Kavanaugh’s appointment helped push the court rightward, transforming it into an anti-regulatory brick wall. In 2010, for instance, it voted unanimously that the FCC lacked the power to enforce net neutrality. Kavanaugh would later write that net neutrality “is unlawful and must be vacated,” partly because it supposedly violated the First Amendment by “restricting the editorial discretion of internet service providers.”
The D.C. Circuit court went on to hand the Securities Exchange Commission a series of defeats, including a Dodd-Frank-based rule that made it easier for shareholders to get rid of company directors. Kavanaugh dissented when the court didn’t strike down Dodd-Frank provisions, such as the creation of the Consumer Financial Protection Bureau. With Kavanaugh’s help, it has also taken aim at limits on political donations.
According to Feldman, the one federal agency Kavanaugh does tend to side with is the Department of Homeland Security, which makes sense given Kavanaugh’s origin story as a loyal foot soldier for the Bush administration. Indeed, Kavanaugh has ruled that warrantless collection of phone metadata by the NSA is “entirely consistent with the Fourth Amendment,” and that presidential war powers to detain terrorist suspects aren’t limited by international laws of war, despite being party to the Geneva Conventions. Incidentally, this latter decision seems to clash directly with what Kavanaugh told Patrick Leahy in 2006: that “when the treaty is the law of the land, the president has the constitutional responsibility to follow the Constitution of the United States and the laws of the United States.”
Kavanaugh has also been evasive on the issue of torture. When Leahy questioned him about what he thought of Bush’s 2006 signing statement that effectively invalidated the McCain amendment against torture of detainees, he didn’t answer the question and played down its significance. He then avoided giving a straight answer as to whether or not the president could “authorize or excuse” torture of prisoners. When Chuck Schumer asked during the same hearing if Kavanaugh supported the nominations of William Haynes and Jay Bybee to be federal judges — two of the primary legal architects of Bush’s torture policy, who were also made judicial nominees while Kavanaugh was leading Bush’s face-lift of the courts — he again repeatedly dodged the question, running out the clock. None of this bodes particularly well for anyone hoping to prevent the return of officially sanctioned torture.
These are just a small fraction of the hundreds of cases Kavanaugh has ruled on over the past twelve years, and a fuller analysis of his record in the days and weeks to come will surely reveal more unplumbed, disquieting details. But even this is enough to see why opposing his confirmation is an urgent task for the Left.
An Establishment Extremist
It would be comforting to blame Kavanaugh on Trump, as people do for most bad things these days.
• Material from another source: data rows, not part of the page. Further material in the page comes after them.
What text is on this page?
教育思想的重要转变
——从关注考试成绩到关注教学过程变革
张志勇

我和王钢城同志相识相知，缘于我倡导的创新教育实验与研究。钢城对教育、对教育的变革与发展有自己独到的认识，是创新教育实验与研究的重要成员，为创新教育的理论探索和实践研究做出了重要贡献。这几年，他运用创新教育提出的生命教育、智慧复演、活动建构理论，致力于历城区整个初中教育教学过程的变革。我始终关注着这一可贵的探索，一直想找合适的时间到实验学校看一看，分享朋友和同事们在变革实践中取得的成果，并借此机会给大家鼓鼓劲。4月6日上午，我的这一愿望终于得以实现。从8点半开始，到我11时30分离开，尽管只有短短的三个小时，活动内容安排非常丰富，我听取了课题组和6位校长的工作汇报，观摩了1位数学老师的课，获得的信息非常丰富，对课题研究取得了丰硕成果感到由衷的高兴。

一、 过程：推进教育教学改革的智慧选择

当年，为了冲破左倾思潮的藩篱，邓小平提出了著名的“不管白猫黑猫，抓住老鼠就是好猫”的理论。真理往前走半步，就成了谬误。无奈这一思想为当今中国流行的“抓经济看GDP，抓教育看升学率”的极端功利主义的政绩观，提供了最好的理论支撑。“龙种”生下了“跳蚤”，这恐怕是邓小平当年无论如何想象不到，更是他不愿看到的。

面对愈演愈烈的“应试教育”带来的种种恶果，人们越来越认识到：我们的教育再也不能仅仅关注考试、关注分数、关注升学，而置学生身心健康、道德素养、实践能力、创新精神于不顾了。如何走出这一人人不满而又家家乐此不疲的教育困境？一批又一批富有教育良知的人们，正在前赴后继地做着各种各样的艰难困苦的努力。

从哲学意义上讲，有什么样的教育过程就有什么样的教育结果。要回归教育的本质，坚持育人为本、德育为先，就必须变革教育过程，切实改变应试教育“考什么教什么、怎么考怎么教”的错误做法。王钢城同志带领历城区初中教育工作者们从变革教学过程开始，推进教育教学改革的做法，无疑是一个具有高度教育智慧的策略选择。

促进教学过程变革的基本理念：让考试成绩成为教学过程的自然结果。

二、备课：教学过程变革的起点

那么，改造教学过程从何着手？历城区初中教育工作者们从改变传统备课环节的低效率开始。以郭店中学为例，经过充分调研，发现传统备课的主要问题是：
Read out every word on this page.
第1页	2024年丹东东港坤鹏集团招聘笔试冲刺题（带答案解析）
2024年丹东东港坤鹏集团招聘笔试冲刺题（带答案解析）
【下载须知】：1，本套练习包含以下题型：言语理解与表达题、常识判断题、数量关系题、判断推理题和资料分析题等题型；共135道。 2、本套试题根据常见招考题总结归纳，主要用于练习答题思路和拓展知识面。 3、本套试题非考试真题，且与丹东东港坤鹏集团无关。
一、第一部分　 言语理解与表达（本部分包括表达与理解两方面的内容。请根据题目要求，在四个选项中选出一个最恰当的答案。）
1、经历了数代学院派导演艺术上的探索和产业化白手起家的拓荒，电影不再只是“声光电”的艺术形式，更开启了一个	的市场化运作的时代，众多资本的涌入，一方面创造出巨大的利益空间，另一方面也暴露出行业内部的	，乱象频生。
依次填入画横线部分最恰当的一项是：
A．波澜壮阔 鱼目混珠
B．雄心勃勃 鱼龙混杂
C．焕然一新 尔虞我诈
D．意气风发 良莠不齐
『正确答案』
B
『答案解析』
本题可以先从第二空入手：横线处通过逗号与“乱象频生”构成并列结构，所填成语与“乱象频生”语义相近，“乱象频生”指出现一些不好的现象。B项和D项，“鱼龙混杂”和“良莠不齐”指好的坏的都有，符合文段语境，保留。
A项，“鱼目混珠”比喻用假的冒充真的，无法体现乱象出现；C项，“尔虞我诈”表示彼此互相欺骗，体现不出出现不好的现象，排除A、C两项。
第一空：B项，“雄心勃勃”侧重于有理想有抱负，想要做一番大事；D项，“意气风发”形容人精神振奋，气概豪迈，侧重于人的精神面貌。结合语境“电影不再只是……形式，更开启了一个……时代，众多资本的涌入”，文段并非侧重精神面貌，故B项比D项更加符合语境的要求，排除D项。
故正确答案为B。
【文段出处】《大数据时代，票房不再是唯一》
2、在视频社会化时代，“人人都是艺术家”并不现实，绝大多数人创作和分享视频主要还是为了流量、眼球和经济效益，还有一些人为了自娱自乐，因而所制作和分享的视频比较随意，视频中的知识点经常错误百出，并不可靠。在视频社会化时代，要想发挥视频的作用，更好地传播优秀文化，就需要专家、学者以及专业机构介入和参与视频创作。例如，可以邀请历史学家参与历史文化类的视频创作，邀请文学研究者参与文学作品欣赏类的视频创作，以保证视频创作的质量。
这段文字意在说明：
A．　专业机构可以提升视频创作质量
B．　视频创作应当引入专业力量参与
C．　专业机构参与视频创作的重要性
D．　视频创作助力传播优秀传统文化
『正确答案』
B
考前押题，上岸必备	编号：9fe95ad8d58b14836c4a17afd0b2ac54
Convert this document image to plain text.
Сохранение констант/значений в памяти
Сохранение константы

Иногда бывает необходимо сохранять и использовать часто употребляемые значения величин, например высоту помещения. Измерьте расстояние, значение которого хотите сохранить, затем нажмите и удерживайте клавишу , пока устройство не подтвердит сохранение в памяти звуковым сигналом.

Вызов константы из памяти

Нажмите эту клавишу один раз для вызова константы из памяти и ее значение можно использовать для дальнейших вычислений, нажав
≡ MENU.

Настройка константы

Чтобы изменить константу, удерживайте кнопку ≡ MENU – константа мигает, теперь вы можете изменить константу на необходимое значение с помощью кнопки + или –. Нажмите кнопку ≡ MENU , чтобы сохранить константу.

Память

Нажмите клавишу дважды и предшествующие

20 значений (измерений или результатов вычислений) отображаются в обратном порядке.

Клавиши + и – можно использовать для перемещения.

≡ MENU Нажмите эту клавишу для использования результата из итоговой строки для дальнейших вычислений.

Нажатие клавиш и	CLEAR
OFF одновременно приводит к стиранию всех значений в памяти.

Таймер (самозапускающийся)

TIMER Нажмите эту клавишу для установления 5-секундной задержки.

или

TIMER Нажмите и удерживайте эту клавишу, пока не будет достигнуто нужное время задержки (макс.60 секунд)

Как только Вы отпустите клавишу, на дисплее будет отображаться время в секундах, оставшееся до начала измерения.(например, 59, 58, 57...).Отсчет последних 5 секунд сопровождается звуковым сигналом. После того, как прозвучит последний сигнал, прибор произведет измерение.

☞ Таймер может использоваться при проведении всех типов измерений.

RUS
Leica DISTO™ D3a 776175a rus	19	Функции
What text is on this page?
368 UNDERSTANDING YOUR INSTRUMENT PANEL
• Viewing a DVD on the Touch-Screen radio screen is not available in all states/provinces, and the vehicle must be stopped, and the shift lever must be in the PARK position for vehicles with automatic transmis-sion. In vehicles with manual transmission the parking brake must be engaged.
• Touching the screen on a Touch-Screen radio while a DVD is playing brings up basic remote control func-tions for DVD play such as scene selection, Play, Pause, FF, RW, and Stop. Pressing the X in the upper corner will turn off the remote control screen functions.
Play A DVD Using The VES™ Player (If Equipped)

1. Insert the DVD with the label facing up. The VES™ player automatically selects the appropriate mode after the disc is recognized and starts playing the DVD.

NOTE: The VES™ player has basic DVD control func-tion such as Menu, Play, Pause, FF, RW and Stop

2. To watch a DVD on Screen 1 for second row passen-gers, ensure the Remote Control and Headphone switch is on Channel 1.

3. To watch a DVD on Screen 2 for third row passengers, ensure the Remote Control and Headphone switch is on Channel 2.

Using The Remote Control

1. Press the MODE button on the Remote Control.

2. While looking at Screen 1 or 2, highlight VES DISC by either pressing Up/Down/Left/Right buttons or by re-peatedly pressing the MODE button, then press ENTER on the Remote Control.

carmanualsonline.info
But Kavanaugh is a child of the Washington establishment, and he owes both his judicial career and his current nomination to the two conservatives whom many liberals and centrists have of late elevated into something akin to folk heroes: George W. Bush and Anthony Kennedy — the latter of whom, according to Politico, was instrumental in leading Trump to nominate his former clerk. This is why nominally anti-Trump conservatives like Bill Kristol — who have also been embraced recently in some liberal circles — are celebrating this latest action.
Kavanaugh will most likely deliver another brilliantly evasive performance at his hearings and be confirmed on an almost strictly party-line vote, pushing the Supreme Court even further right. But when he starts working with the other right-wing justices to gradually dismantle the twentieth century from the bench, remember: it wasn’t Trump who did this; it was establishment conservatives.